I'm developing a application which should run as a single process means,
EXE : sample.exe
usage : sample.exe [start/stop]
if we try to execute this exe n number of times, onle one instance of this exe should executed and that too as a background process.. In my region if i use sample.exe start, then if some one else also try sample.exe start, if should not allow. mean time if they use sample.exe stop, then it has to stop. I've created the program in C++ by accepting the usage as command line argument.
The typical Unix paradigm for this sort of thing is to have the application create a semaphore.
If creation fails because it already exists, then you have to ask the kernel which PID owns
the semaphore. Check if that PID is still running (kill( pid, 0 ) == ESRCH means its not).
function returns pid of other running instance if one exists or 0 if there is no other running instance.
you will also need to write the code to destroy the semaphore when your app exits cleanly (not strictly necessary, as this code will handle the case where it bombed out without destroying it).

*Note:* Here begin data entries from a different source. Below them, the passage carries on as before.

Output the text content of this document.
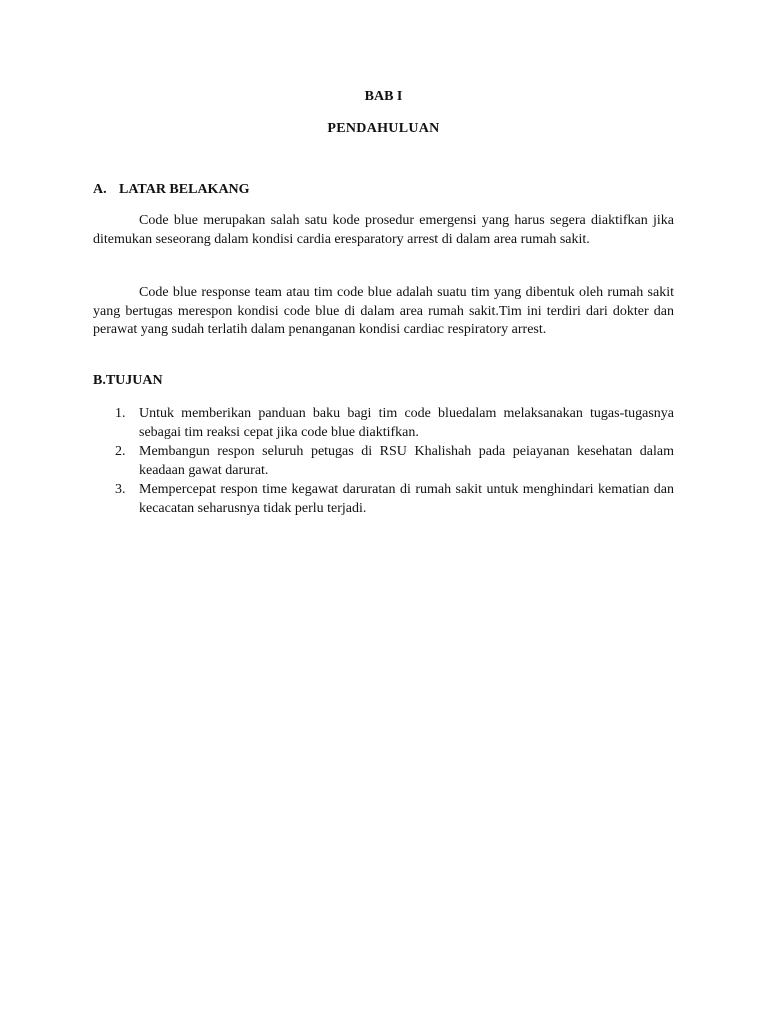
BAB I
PENDAHULUAN
A. LATAR BELAKANG

Code blue merupakan salah satu kode prosedur emergensi yang harus segera diaktifkan jika ditemukan seseorang dalam kondisi cardia eresparatory arrest di dalam area rumah sakit.

Code blue response team atau tim code blue adalah suatu tim yang dibentuk oleh rumah sakit yang bertugas merespon kondisi code blue di dalam area rumah sakit.Tim ini terdiri dari dokter dan perawat yang sudah terlatih dalam penanganan kondisi cardiac respiratory arrest.

B.TUJUAN
1. Untuk memberikan panduan baku bagi tim code bluedalam melaksanakan tugas-tugasnya sebagai tim reaksi cepat jika code blue diaktifkan.
2. Membangun respon seluruh petugas di RSU Khalishah pada peiayanan kesehatan dalam keadaan gawat darurat.
3. Mempercepat respon time kegawat daruratan di rumah sakit untuk menghindari kematian dan kecacatan seharusnya tidak perlu terjadi.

Most Unix programs just use a PID file. The problem with semaphores is that you have to maintain a global registry of numeric "keys" (the 10000 magic number in the semget() call) that everyone agrees to. With PID files (on Solaris 10 and my Fedora system they are in /var/run) you just have to have a unique name. File creation with O_EXCL is atomic, so no two processes can create the same PID file. It's more work but its quite standard and mostly free from name collision.
jsmith: your code has a bug in that it can silently fail, allowing multiple copies to run, if semget() returns with an error other than EEXIST.